EnteroBase Hierarchical clustering analysis at the HC2000 level (super-lineage) allowed us to easily determine the closest serovar to S. Welikade and thus to find the most suitable reference genome for SNP calling analysis. Moreover, submitting our genomes on EnteroBase enabled us to look at the population structure of S. Welikade, and to include 11 additional genomes from other countries in our analysis. Finally, the EnteroBase cgMLST and SNP analyses were found to be fast, user-friendly tools for outbreak clustering pre-investigations. Nevertheless, for dataset studied, SNP phylogenetic core-genome analysis carried out with an iVARCall2 workflow enabled finer clustering between strains and better calculation of genomic distances between genomes. SNP core-genome analysis revealed high genomic diversity among the S. Welikade strains analyzed. Two distinct groups were identified, genetically distant by an average of 2,273 SNPs. The S. Gaminara genome SA20063285, used as a reference, was genetically distant from the S. Welikade genomes in our dataset by an average of 3,195 SNPs.

Therefore, the S. Welikade phylogenetic core-genome analysis confirmed that the five strains isolated from patients in south-western France in 2016 were closely related to the two goat’s cheese strains, and revealed that two other human strains not recorded as part of the investigation (average of 16 SNPs, 4 SD) were also part of this outbreak. Interestingly, these other two human strains, 201,605,322 and 201,605,281, were also isolated in July 2016, the first from the Occitanie region (i.e. region where the outbreak was declared in summer 2016) and the second from the Provence-Alpes-Côtes-d'Azur, a region bordering the Occitanie. Moreover, all the strains isolated from the poultry sector (from animals and from feed) between 2014 and 2016 were genetically close (average of 4 SNPs, 2 SD). This result suggests a link between feed and poultry flocks, underlining the link between farm management and incidence of animal infection. Otherwise, one human case was related to them: human strain 201,703,470 isolated from a patient in 2017. Our genomic analysis made it possible to relate this human sporadic case to the poultry sector, even though further analyses would be needed to understand the links between this infection and the poultry strains.

The analysis to identify recombination events pointed out two major hotspots of recombination at the basal node of the two groups identified by the SNP analysis. These results suggest likely differentiation within the S. Welikade population into two distant genomic groups as the result of two major recombination events. Otherwise, the strains belonging to each cluster were clonal. These two genomic groups were also identified by the accessory genome analysis. The first genomic group, including strains from France, China and Nigeria, was characterized by the absence of genes ratB and pipB2. The second genomic group, including strains from the UK, US, India, Australia, and Sri Lanka, was characterized by the absence of the arvA gene. The ratB gene is described as part of CS54, a Salmonella genomic island. The outer membrane protein encoded by this gene seems to be involved in S. Typhimurium adherence and colonization of the cecum [34]. The absence of this gene has already been described in epidemic S. Derby ST40 strains in France [35]. The pipB2 gene is part of the SPI-2 type III secretion system (SPI-2 T3SS) and likely plays a role as an effector in host cell vacuole colonization [36]. Finally, the arvA gene is part of SPI-1. This gene is described as lost in the arizonae subspecies [37]. Higher diversity was observed in phage profiles, which allowed us to identify two profiles within genomic group A, consistent with phylogenetic clustering. One profile including all strains from the poultry sector in France was characterized by phages X186, HP2, Fels-1, and SEN34; the second profile including the strains involved in the goat’s cheese outbreak that occurred in France in 2016 was characterized by phage AA91-ss and X118970. Interestingly, AA91-ss [38] is a bacteriophage already described in Escherichia coli O157:H7, carrying 3 cdt genes coding for a cytolethal toxin. It may be assumed that the S. Welikade genomes isolated from goat’s cheese have acquired this phage by transduction events, and this could lead to a selective advantage.
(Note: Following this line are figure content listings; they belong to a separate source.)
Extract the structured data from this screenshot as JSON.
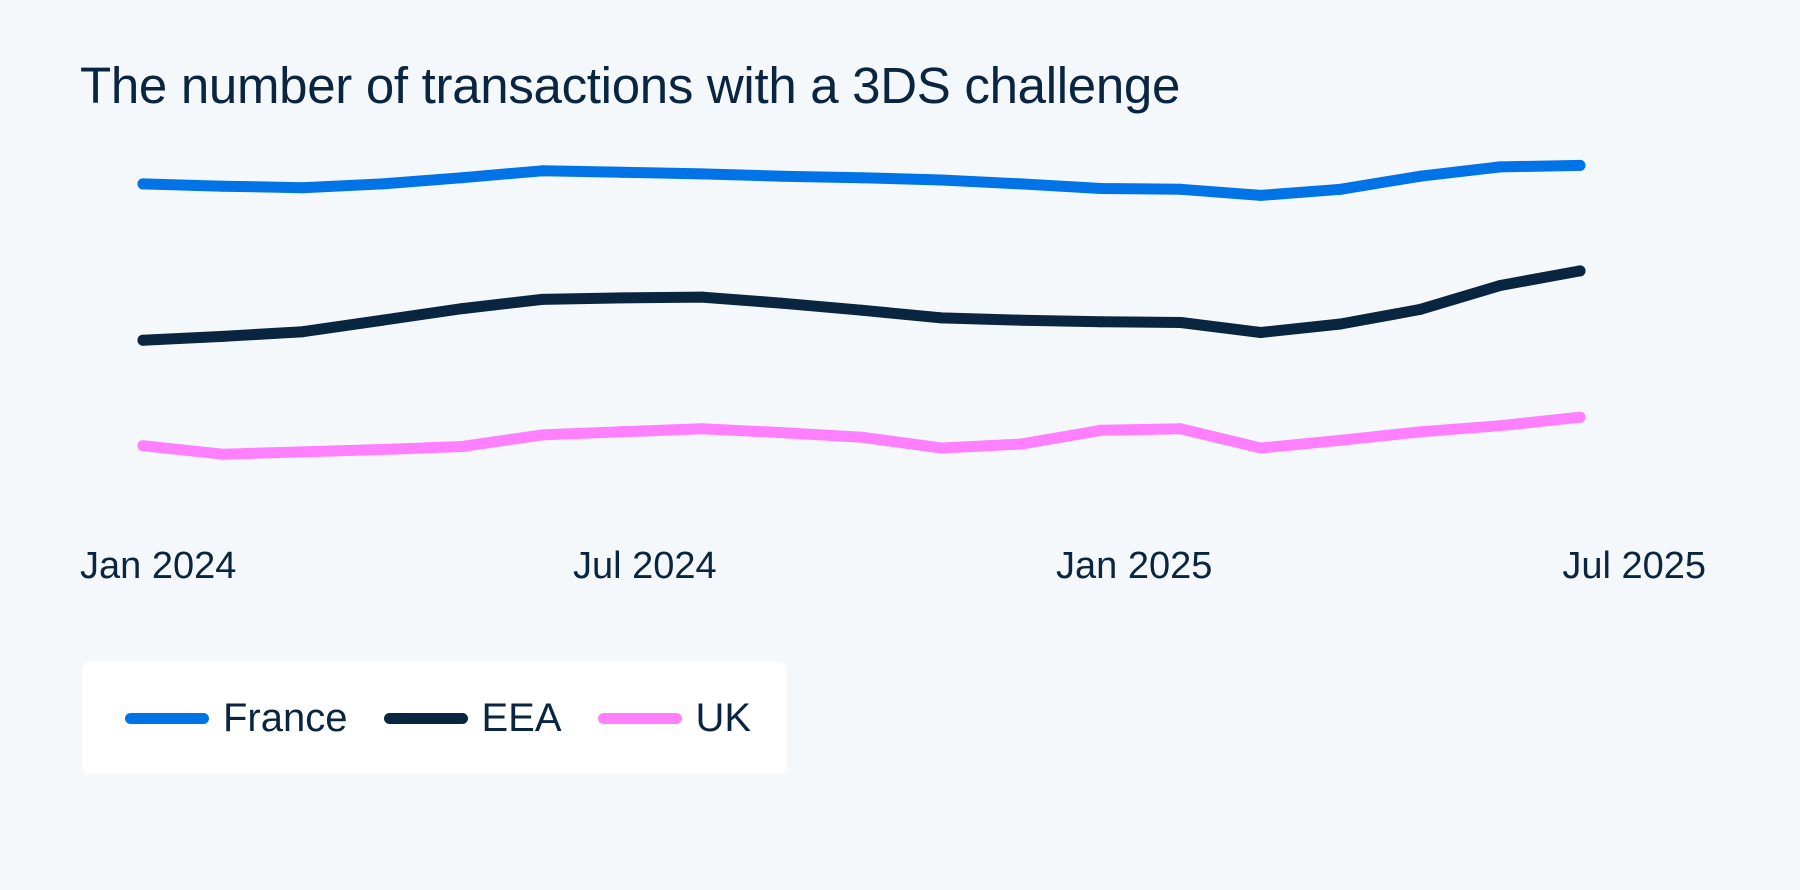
{
  "chart_data": {
    "type": "line",
    "title": "The number of transactions with a 3DS challenge",
    "xlabel": "",
    "ylabel": "",
    "x": [
      "2024-01",
      "2024-02",
      "2024-03",
      "2024-04",
      "2024-05",
      "2024-06",
      "2024-07",
      "2024-08",
      "2024-09",
      "2024-10",
      "2024-11",
      "2024-12",
      "2025-01",
      "2025-02",
      "2025-03",
      "2025-04",
      "2025-05",
      "2025-06",
      "2025-07"
    ],
    "x_ticks": [
      "Jan 2024",
      "Jul 2024",
      "Jan 2025",
      "Jul 2025"
    ],
    "y_axis_visible": false,
    "grid": false,
    "legend_position": "bottom-left",
    "series": [
      {
        "name": "France",
        "color": "#0073e6",
        "values": [
          84.3,
          84.0,
          83.8,
          84.3,
          85.1,
          86.0,
          85.8,
          85.6,
          85.3,
          85.1,
          84.8,
          84.3,
          83.7,
          83.6,
          82.8,
          83.6,
          85.3,
          86.5,
          86.7
        ]
      },
      {
        "name": "EEA",
        "color": "#0a2540",
        "values": [
          64.0,
          64.5,
          65.1,
          66.6,
          68.1,
          69.3,
          69.5,
          69.6,
          68.8,
          67.9,
          66.9,
          66.6,
          66.4,
          66.3,
          65.0,
          66.1,
          68.0,
          71.1,
          73.0
        ]
      },
      {
        "name": "UK",
        "color": "#ff80ff",
        "values": [
          50.3,
          49.2,
          49.5,
          49.8,
          50.2,
          51.7,
          52.1,
          52.5,
          52.0,
          51.4,
          50.0,
          50.5,
          52.3,
          52.5,
          50.0,
          51.0,
          52.1,
          52.9,
          54.0
        ]
      }
    ],
    "ylim": [
      40,
      90
    ]
  }
}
This is the first genomic study on S. Welikade. It allowed us to acquire new knowledge about this serovar, both in terms of epidemiology and genomics. The genomic position of S. Welikade within the Salmonella genomes available in EnteroBase was described. We were able to characterize the human and non-human S. Welikade strains in France. We were also able to relate the human infections that occurred during an outbreak in 2016 and sporadic cases that occurred over seven years to food sources.

The results obtained from accessory genome analysis confirmed that this approach is useful to distinguish genomes, particularly in the case of studies involving strains of unexpected origin, either strains of poorly described serovars with little pathogenicity for humans, or strains isolated from unusual hosts.

Genomes that are made available on public databases such as EnteroBase14 may therefore prove useful for future studies on this poorly referenced serovar.

Conclusions

A comparison between genomes identified in France and those registered in EnteroBase was used to select the appropriate reference genome for a highly discriminative SNP phylogenetic analysis. The genomic analysis scheme proposed that calculating distances between the S. Gaminara and S. Welikade serovars may prove useful for further investigations. This is particularly the case for other serovars that are poorly referenced, and/or for which there is no complete genome available in the databases.

Our findings make it possible to propose a scheme to carry out highly discriminant SNP phylogenetic analyses for serovars, such as S. Welikade, for which no reference genome is available. The approach described here requires further study to build a sound foundation for genomic assessment of rare serovars. The ultimate aim is to better identify the sources of infections caused by these rare serovars, contributing to public health, and promoting a more preventive approach in frameworks of integrative surveillance.

Methods

Selection of isolates for retrospective epidemiological investigations

Forty Salmonella enterica subsp. enterica Welikade strains were selected for the retrospective genomic analysis of the outbreak. The data concerning these strains are presented in Supplementary Table 1. Among these genomes, 27 strains were selected from the ANSES Salmonella Network (SN) collection, comprising 23 strains isolated from animals (of which 22 strains from Gallus gallus) 1 strain isolated from food (strain isolated in south-eastern France in 2016 from goat’s cheese), and 3 strains isolated from feed for poultry.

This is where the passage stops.